Excerpt from trinidadexpress.com
Despite ongoing global consultation at the Climate and Biodiversity Conference of Parties, the natural world is drifting to its extinction. According to the Global Assessment Report on Biodiversity and Ecosystem Services, human activities have already profoundly altered 75 per cent of the terrestrial ecosystems, 50 per cent of water streams, and 40 per cent of the marine environment, with one-third of the carbon emissions since the industrial revolution already lying in and acidifying the ocean.
In the Caribbean, the impact of climate change is felt by frequent hurricanes, floods, droughts, extreme heat waves, coral reefs bleaching, sea-level rise, food and freshwater shortages, and health hazards. Yet, these extremes are already increasing in frequency and severity due to our inability as humans to protect our biodiversity, heal our ocean, and close the “emissions gap” by keeping through the path of the 1.5-degree warming limit.

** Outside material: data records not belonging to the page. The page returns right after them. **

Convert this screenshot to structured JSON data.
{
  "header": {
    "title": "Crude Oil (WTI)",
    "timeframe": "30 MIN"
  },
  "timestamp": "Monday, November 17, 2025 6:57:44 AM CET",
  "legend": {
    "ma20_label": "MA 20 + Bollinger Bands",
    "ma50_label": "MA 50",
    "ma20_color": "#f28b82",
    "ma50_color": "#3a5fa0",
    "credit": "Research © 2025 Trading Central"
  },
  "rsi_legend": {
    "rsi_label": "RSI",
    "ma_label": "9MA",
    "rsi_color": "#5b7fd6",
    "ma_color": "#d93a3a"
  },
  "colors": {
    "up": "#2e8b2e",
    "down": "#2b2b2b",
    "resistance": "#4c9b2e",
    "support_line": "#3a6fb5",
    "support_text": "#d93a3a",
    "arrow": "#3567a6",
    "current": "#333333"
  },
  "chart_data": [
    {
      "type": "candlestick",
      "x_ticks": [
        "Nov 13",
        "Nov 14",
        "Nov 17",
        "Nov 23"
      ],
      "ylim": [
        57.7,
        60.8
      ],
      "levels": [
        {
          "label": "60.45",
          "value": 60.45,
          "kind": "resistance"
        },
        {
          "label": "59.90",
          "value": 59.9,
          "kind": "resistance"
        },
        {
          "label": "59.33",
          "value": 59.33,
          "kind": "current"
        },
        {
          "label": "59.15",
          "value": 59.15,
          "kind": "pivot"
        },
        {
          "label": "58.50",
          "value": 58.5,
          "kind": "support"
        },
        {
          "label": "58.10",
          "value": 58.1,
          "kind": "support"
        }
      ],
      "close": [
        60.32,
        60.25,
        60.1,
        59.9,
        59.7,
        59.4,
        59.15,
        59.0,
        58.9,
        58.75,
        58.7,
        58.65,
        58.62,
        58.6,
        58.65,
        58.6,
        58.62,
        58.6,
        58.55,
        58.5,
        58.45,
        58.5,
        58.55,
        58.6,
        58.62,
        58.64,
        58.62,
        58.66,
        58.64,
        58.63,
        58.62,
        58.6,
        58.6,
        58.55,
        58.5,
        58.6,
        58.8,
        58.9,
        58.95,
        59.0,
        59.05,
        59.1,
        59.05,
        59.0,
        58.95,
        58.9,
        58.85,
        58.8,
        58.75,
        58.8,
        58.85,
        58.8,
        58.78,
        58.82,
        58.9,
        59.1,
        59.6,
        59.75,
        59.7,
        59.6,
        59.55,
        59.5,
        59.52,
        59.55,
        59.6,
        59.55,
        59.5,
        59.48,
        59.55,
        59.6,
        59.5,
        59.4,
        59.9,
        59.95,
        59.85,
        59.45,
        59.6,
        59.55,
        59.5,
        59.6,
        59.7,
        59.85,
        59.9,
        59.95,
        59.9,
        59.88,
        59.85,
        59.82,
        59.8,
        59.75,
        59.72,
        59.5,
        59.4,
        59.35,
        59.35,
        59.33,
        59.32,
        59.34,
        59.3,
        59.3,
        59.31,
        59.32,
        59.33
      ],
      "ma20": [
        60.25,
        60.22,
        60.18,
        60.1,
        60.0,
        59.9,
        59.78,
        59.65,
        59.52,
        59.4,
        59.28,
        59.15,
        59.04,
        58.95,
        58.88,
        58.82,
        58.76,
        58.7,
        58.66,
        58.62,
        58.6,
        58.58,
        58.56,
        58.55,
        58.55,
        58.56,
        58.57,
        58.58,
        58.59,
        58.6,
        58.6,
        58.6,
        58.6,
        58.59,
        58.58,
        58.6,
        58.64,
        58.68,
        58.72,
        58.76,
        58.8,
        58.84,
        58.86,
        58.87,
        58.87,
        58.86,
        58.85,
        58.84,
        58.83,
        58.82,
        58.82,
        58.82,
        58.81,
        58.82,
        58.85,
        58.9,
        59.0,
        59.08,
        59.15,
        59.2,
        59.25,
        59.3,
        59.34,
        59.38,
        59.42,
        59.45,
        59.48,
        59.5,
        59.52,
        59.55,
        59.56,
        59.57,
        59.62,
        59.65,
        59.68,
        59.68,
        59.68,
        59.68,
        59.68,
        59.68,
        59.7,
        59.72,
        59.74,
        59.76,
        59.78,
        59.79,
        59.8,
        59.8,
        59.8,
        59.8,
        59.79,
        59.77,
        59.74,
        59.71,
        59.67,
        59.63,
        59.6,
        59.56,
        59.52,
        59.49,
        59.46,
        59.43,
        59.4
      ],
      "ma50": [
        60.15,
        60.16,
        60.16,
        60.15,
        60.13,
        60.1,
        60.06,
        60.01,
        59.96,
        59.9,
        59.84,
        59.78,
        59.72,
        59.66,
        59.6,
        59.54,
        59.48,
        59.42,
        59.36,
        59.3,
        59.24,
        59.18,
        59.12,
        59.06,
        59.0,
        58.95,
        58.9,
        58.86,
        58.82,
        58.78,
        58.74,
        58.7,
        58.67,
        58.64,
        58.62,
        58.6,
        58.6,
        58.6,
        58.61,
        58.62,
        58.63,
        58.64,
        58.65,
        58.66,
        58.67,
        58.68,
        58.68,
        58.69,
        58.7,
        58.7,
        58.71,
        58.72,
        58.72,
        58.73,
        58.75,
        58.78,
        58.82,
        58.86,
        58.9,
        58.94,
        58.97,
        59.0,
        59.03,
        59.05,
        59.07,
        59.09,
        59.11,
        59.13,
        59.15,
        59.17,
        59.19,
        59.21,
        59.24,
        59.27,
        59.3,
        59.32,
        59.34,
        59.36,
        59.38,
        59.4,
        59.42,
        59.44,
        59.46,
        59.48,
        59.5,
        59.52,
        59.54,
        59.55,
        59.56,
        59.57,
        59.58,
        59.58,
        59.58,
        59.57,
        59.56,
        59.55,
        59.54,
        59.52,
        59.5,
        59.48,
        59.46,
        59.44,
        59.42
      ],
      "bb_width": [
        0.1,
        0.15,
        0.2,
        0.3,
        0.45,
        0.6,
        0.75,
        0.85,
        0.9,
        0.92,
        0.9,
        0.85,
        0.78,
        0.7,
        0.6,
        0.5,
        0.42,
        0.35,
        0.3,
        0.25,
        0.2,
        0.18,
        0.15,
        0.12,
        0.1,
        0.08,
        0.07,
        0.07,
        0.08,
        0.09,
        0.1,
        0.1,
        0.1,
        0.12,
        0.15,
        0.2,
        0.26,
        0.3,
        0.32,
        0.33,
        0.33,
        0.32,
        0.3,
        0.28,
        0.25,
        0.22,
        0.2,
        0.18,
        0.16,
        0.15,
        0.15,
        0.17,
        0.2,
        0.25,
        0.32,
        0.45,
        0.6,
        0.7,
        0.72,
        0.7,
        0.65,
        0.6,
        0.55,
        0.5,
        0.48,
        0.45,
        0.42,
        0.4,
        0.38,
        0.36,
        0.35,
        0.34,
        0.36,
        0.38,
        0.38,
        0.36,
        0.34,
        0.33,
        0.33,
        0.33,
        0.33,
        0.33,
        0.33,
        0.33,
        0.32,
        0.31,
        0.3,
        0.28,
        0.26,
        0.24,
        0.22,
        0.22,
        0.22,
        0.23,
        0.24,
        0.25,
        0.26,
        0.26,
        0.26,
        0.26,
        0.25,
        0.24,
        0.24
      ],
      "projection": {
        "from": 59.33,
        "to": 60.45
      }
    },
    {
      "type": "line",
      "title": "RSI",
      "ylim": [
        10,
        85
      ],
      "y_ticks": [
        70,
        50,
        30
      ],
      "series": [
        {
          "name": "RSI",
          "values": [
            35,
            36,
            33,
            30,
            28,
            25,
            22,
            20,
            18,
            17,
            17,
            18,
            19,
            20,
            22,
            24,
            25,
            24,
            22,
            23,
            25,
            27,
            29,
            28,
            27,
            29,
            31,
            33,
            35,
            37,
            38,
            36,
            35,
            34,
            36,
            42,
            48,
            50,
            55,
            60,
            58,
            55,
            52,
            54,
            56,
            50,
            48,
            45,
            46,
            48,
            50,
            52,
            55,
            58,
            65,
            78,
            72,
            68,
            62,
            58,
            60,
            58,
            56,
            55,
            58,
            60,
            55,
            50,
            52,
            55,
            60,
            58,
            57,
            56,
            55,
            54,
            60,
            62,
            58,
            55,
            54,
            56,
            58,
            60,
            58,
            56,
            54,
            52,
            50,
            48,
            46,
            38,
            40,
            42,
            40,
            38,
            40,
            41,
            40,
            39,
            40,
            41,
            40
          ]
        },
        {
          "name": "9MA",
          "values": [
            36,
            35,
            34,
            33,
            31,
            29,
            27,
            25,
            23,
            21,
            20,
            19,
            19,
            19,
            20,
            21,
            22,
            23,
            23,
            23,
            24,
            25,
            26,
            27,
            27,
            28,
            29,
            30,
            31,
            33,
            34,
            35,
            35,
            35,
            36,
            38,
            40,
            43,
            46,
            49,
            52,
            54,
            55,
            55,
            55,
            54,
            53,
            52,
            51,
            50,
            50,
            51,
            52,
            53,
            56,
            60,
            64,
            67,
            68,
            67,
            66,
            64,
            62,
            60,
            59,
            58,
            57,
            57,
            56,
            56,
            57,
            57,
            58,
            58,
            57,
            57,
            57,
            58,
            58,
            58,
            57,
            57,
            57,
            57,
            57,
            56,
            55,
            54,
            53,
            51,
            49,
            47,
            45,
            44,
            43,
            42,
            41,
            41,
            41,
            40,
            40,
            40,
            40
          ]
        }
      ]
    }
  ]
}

International Day for Biological Diversity on May 22, World Environment Day on June 5 and World Oceans Day on June 8 are observed to inform on the importance to preserve our common natural heritage. These days coincide with the beginning of the rainy season in Trinidad and Tobago and the rest of the Caribbean. With the upcoming heavy precipitations also comes the painful memory of devastations caused by past hurricanes and torrential rainfalls. In 1963, Hurricane Flora, known as one of the deadliest Atlantic hurricanes, killed 7,200 people during its 17-day lifespan. In Trinidad and Tobago, 6,000 houses were damaged, 75 per cent of the forest trees were blown down, and half of the coconut and cocoa trees were decimated, breaking the biodiversity balance of the islands. Trinidad and Tobago experienced, during that event, their largest mudslide, which flowed several hundred metres from Mount Dillon onto near Castara in the north of Tobago. Marine species paid their death toll because of the rough undercurrents and dramatic changes in water habitat, temperature and salinity that stemmed from Hurricane Flora. Scientists forecast such disasters will happen again and again, sooner rather than later. The true question remains whether we are prepared enough to face them.